Het College wil wel aannemen dat het voor de modernisering van het bedrijf nodig was om een nieuwe stal te bouwen maar dat de uitbreiding van de dieraantallen die appellante voor ogen had, noodzakelijk was om de investering in een nieuwe stal rendabel te maken, is niet gebleken. Daarbij geldt bovendien dat de keuze voor een duurzame en milieuvriendelijke stal, een ondernemerskeuze is waarvan de hogere kosten, ook al zou van een economische noodzaak tot uitbreiding gebleken zijn, voor risico van appellante dient te blijven.
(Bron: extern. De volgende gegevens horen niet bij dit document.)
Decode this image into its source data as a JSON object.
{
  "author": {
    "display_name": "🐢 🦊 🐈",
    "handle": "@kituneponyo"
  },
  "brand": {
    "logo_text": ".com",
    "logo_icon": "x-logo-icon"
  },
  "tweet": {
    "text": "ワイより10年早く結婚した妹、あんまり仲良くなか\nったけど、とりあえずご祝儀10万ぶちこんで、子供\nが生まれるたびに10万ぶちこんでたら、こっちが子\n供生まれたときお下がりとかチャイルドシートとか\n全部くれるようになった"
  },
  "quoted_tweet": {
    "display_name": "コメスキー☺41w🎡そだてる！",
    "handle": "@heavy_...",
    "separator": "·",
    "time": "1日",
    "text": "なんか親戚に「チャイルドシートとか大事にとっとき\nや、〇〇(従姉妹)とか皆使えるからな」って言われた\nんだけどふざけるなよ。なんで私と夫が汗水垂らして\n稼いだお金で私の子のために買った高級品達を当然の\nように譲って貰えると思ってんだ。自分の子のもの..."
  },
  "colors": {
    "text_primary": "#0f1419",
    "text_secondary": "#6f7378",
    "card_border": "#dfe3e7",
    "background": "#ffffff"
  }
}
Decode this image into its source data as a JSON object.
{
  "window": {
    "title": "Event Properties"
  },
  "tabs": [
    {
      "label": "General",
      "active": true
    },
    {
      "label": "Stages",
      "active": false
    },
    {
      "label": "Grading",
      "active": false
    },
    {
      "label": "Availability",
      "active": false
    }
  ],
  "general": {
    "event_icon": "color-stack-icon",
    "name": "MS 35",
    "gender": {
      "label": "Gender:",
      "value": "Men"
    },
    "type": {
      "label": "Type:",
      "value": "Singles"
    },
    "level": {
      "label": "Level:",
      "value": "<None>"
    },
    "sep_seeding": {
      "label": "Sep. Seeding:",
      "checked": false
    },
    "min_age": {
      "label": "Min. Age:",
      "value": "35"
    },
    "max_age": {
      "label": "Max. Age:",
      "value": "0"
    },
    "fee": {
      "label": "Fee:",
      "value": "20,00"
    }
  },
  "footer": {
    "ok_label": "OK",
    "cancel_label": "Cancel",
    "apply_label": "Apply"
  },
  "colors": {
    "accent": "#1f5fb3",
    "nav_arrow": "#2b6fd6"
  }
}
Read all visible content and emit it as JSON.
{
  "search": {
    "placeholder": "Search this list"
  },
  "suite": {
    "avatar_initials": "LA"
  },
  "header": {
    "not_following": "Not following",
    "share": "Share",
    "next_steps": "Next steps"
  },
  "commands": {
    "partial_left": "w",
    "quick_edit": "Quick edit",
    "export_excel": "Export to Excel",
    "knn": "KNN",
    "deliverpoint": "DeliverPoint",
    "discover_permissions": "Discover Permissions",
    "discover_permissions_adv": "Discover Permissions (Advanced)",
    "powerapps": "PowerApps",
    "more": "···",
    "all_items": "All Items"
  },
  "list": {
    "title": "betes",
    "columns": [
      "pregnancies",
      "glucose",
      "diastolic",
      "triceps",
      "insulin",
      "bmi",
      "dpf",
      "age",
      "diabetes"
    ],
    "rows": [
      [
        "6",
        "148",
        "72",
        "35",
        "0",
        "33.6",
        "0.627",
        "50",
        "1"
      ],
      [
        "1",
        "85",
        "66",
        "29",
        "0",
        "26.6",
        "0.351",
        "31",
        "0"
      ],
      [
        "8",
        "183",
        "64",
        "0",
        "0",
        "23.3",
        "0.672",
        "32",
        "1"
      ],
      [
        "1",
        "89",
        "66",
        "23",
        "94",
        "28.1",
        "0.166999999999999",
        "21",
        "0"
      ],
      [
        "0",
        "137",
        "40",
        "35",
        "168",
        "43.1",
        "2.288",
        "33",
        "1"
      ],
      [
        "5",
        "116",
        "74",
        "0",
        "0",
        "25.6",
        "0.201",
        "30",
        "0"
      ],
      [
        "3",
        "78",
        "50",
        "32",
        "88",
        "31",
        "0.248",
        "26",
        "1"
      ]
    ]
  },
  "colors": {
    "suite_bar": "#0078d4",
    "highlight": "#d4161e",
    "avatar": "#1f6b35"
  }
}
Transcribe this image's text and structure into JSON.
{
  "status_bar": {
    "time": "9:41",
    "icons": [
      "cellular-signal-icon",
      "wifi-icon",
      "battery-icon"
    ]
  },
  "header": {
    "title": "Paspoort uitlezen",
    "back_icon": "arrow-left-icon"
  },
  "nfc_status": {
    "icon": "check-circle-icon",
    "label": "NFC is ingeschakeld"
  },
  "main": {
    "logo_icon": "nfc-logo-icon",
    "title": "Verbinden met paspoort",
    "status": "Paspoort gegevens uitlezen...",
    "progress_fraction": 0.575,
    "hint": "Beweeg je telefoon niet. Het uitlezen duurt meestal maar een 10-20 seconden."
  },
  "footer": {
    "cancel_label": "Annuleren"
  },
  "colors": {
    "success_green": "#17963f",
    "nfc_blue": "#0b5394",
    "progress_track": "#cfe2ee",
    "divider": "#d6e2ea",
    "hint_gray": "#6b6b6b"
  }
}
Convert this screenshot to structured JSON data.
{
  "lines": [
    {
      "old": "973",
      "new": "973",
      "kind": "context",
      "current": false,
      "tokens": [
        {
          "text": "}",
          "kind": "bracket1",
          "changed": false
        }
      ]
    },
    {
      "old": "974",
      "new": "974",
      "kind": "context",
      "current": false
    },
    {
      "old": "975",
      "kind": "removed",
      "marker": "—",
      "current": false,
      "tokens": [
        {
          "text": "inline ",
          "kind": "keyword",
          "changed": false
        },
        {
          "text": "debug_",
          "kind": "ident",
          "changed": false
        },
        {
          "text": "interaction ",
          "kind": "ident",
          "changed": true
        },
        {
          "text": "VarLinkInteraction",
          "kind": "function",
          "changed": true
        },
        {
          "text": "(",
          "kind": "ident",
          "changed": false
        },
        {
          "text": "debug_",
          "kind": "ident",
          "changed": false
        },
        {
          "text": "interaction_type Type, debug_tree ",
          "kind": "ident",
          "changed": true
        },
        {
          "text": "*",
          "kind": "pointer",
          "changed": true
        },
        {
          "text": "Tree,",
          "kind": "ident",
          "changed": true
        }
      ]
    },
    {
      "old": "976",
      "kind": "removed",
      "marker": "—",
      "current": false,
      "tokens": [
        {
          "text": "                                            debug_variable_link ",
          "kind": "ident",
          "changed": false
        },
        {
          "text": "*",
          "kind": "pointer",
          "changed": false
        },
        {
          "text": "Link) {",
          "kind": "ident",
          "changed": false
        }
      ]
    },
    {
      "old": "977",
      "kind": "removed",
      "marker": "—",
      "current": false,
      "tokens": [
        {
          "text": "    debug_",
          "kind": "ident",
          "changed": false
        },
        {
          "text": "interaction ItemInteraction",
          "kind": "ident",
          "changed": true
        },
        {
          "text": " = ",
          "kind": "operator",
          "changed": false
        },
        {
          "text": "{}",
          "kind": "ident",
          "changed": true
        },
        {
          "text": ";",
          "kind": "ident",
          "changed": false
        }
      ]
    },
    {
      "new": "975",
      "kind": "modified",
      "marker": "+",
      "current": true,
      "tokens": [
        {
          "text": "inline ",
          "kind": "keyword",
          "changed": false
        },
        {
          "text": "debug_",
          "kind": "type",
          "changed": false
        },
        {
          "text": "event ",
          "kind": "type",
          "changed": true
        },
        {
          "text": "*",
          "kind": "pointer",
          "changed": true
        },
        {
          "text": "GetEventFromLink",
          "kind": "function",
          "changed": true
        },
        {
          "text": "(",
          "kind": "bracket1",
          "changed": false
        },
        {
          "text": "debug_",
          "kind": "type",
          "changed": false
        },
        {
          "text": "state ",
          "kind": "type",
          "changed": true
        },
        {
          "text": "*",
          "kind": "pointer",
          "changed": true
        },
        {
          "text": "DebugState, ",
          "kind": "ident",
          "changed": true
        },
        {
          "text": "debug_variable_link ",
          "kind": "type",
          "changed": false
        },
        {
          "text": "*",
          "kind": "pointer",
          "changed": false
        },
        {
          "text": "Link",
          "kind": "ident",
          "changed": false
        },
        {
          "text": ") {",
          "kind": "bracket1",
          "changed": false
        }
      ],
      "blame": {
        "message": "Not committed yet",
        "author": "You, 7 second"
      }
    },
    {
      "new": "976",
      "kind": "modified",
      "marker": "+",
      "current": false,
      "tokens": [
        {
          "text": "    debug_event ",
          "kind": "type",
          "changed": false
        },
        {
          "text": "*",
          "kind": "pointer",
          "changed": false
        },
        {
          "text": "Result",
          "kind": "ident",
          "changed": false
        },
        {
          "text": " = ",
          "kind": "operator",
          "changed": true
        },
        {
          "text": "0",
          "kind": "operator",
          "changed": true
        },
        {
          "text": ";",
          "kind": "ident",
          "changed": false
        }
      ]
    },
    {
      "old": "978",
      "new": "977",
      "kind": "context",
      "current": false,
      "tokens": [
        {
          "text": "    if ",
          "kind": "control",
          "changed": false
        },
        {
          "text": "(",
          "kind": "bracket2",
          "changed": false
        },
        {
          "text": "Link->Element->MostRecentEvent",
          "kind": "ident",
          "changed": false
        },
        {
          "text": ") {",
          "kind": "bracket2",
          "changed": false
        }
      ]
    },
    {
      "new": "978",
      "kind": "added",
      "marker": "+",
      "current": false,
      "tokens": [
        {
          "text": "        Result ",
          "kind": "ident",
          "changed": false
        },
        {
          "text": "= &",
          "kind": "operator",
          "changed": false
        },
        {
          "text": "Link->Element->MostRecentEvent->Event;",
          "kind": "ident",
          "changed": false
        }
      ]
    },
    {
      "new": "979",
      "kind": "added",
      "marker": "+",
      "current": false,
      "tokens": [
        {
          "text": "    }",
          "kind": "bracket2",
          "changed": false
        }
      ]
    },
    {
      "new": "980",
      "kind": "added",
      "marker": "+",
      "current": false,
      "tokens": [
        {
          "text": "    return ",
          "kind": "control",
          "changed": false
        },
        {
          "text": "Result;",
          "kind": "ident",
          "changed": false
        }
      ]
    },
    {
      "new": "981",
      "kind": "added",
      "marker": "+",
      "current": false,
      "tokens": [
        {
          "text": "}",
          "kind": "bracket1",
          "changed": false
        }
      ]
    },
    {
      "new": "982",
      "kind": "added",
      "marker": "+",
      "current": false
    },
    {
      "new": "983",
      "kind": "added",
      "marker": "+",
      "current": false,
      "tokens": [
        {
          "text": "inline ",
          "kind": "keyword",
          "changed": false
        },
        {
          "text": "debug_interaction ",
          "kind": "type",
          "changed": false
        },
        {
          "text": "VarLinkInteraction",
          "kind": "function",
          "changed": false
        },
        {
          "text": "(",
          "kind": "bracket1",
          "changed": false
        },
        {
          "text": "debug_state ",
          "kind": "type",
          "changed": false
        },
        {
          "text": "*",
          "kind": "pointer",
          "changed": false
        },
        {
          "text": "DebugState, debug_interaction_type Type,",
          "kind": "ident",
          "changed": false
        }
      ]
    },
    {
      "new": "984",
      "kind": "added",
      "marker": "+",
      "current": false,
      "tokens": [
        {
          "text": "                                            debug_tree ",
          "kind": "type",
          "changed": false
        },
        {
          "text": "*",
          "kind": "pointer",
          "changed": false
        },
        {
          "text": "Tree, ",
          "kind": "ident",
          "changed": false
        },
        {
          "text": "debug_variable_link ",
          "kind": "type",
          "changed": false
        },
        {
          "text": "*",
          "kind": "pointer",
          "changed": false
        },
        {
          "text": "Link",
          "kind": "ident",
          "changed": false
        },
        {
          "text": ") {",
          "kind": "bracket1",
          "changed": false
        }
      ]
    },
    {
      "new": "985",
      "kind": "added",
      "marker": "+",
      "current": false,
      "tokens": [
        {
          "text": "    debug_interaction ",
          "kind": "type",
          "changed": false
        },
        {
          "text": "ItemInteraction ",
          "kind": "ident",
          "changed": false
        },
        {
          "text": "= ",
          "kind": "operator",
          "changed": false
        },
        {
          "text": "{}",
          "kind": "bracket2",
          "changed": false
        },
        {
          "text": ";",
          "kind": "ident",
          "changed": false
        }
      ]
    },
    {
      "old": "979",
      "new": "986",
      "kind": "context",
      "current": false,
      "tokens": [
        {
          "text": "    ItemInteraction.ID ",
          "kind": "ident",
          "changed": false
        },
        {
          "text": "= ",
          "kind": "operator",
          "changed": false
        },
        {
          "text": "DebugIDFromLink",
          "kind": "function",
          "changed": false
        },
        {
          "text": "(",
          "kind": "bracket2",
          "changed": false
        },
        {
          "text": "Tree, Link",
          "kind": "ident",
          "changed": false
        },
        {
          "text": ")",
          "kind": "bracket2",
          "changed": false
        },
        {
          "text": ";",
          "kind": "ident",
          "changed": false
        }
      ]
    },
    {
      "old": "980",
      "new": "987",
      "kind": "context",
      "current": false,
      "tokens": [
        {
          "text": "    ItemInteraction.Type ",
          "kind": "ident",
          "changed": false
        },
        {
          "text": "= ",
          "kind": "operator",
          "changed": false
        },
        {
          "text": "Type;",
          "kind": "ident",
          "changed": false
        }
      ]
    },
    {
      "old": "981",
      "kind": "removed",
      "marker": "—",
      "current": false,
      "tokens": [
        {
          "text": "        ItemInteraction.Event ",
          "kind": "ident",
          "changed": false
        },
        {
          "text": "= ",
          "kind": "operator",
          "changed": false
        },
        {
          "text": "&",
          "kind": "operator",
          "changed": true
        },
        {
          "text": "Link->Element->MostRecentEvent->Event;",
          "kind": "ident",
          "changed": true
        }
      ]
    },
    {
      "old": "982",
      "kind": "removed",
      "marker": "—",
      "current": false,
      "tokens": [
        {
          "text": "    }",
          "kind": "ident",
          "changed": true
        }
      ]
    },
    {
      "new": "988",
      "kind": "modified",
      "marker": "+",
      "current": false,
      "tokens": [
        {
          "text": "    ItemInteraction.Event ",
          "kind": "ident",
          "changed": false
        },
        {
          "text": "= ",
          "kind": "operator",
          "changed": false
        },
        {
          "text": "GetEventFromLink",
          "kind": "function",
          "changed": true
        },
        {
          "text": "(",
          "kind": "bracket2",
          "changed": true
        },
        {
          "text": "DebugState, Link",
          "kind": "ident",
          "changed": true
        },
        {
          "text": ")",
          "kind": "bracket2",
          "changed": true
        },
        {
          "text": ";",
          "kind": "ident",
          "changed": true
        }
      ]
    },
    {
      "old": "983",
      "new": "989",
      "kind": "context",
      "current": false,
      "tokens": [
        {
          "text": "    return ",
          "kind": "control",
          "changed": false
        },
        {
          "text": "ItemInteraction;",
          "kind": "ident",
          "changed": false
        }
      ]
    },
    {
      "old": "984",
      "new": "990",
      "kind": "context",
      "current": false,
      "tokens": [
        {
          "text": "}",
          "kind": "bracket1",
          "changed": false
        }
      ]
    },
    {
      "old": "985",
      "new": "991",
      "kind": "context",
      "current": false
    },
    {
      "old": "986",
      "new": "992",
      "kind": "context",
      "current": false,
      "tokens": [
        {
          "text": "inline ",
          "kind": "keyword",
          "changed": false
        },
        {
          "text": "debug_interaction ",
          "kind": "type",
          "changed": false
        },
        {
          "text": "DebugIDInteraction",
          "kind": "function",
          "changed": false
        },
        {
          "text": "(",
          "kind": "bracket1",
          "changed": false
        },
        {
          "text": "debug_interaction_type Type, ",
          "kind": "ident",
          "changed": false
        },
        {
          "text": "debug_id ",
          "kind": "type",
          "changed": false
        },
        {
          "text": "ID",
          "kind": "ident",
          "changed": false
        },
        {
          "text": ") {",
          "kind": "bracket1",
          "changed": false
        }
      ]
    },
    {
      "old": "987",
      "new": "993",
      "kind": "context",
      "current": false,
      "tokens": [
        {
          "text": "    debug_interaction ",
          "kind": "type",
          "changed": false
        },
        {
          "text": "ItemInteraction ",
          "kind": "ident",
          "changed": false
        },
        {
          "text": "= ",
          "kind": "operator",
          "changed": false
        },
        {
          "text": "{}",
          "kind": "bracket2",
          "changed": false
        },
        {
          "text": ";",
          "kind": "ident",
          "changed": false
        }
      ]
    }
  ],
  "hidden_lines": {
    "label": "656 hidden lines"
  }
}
Het had voor melkveehouders al vanaf het moment dat bekend werd dat het melkquotum zou worden afgeschaft, in 2007, en bijgevolg een einde zou komen aan de begrenzing van mestproductie voor rundvee, redelijkerwijs duidelijk moeten zijn dat een ongeremde groei van de melkveehouderij niet mogelijk was en dat in verband met die afschaffing maatregelen te verwachten waren. Al vanaf 2013 is gewaarschuwd dat (dreigende) overschrijding van het fosfaatproductieplafond kon leiden tot productiebeperkende maatregelen, waaronder dierrechten. Ook daarna zijn in aanloop naar de afschaffing van het melkquotum nog verschillende soortgelijke waarschuwingen vanuit de markt en de overheid gevolgd. Appellante had daarom ten tijde van haar uitbreidingsplannen een zekere mate van voorzichtigheid kunnen en moeten betrachten en zich moeten realiseren dat de uitbreiding voor haar meer dan de gebruikelijke ondernemersrisico’s met zich zou brengen. Appellante is echter in weerwil van de aangekondigde productiebeperkende maatregelen blijven vasthouden aan de geplande groei.
6.3.7
De bescherming van het milieu en de volksgezondheid en het voldoen aan de verplichtingen die voortvloeien uit de Nitraatrichtlijn wegen in dit geval zwaarder dan de belangen van appellante. Het bestreden besluit is niet in strijd met artikel 1 van het EP.
Slotsom
7.1
Het beroep is ongegrond.
7.2
Voor een proceskostenveroordeling bestaat geen aanleiding.

Beslissing

Het College verklaart het beroep ongegrond.
Deze uitspraak is gedaan door mr. A.W.C.M. van Emmerik, in aanwezigheid van mr. T. Kuiper, griffier. De beslissing is in het openbaar uitgesproken op 19 januari 2021.